We aren’t off the hook now that we have some pretty circles around our fingers.
If anything, it has never been more important to press in and run from the idea of getting comfortable. Your lifelong commitment is an active one. It’s not an “I do” to say I already did.
I’ve learned marriage is a pursuit. Though we may be within a few walls, we still need to go out of our way for each other like we did when we had opposite schedules or were long-distance. For us, that may look like sacrificing a night out with a friend if it’s the only night he and I could spend quality time together. Being married means considering each other first; plans don’t just affect you anymore – they affect both of you.
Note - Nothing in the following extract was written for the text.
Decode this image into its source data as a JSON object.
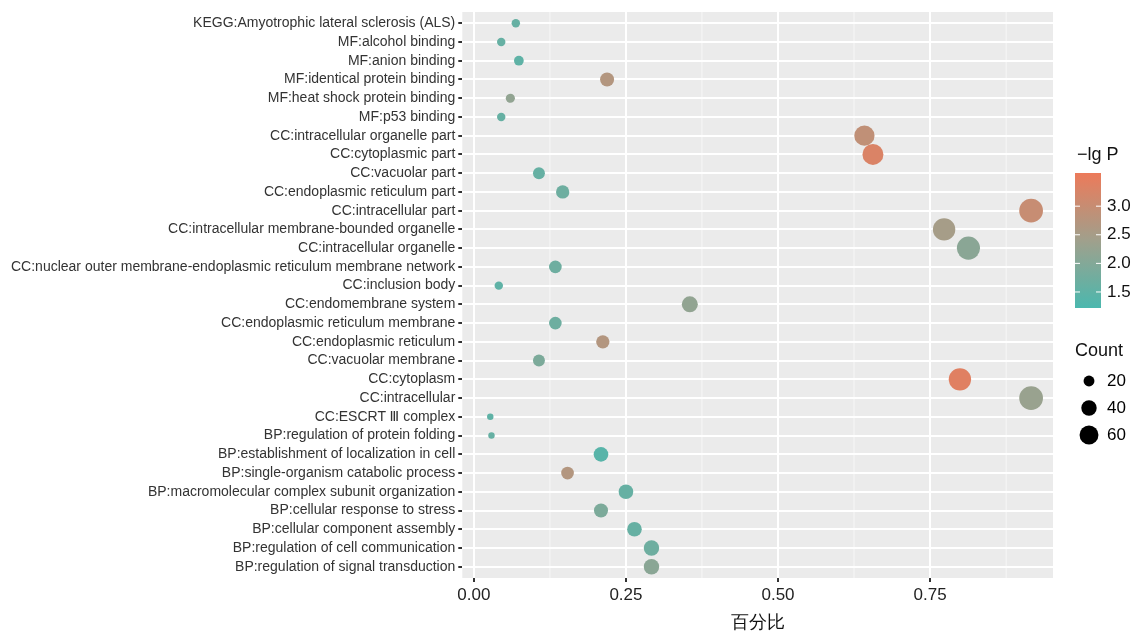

As humans, we are constantly changing, balancing on a tightrope of circumstances in flux – some we don’t have any control over (pandemic anyone?). I don’t fear the tightrope or my lack of balance sometimes because I know my spouse is my safety net. Tyler is there to catch me when I fall – and wants to be there to catch me. In this state of becoming, we both are challenged to pursue each other. It looks like keeping our conversations real and curious, flirting just because, and being quick to admit when we’re wrong.
Takeaways:
- Marriage is a daily, active commitment to each other.
- You have to pursue each other to have a worthwhile marriage.
- Acknowledging you and your spouse’s humanity helps set realistic expectations.
Questions to ask each other:
- How can we continue pursuing each other? What does that look like for us? (i.e., writing each other notes, texting each other during the day just because, planning a weekly date night, etc.)
- Talk about each other’s strengths and weaknesses and how you can be a team.
- Do we have a plan to handle conflict/hard situations? If so, revisit it. If not, come up with one.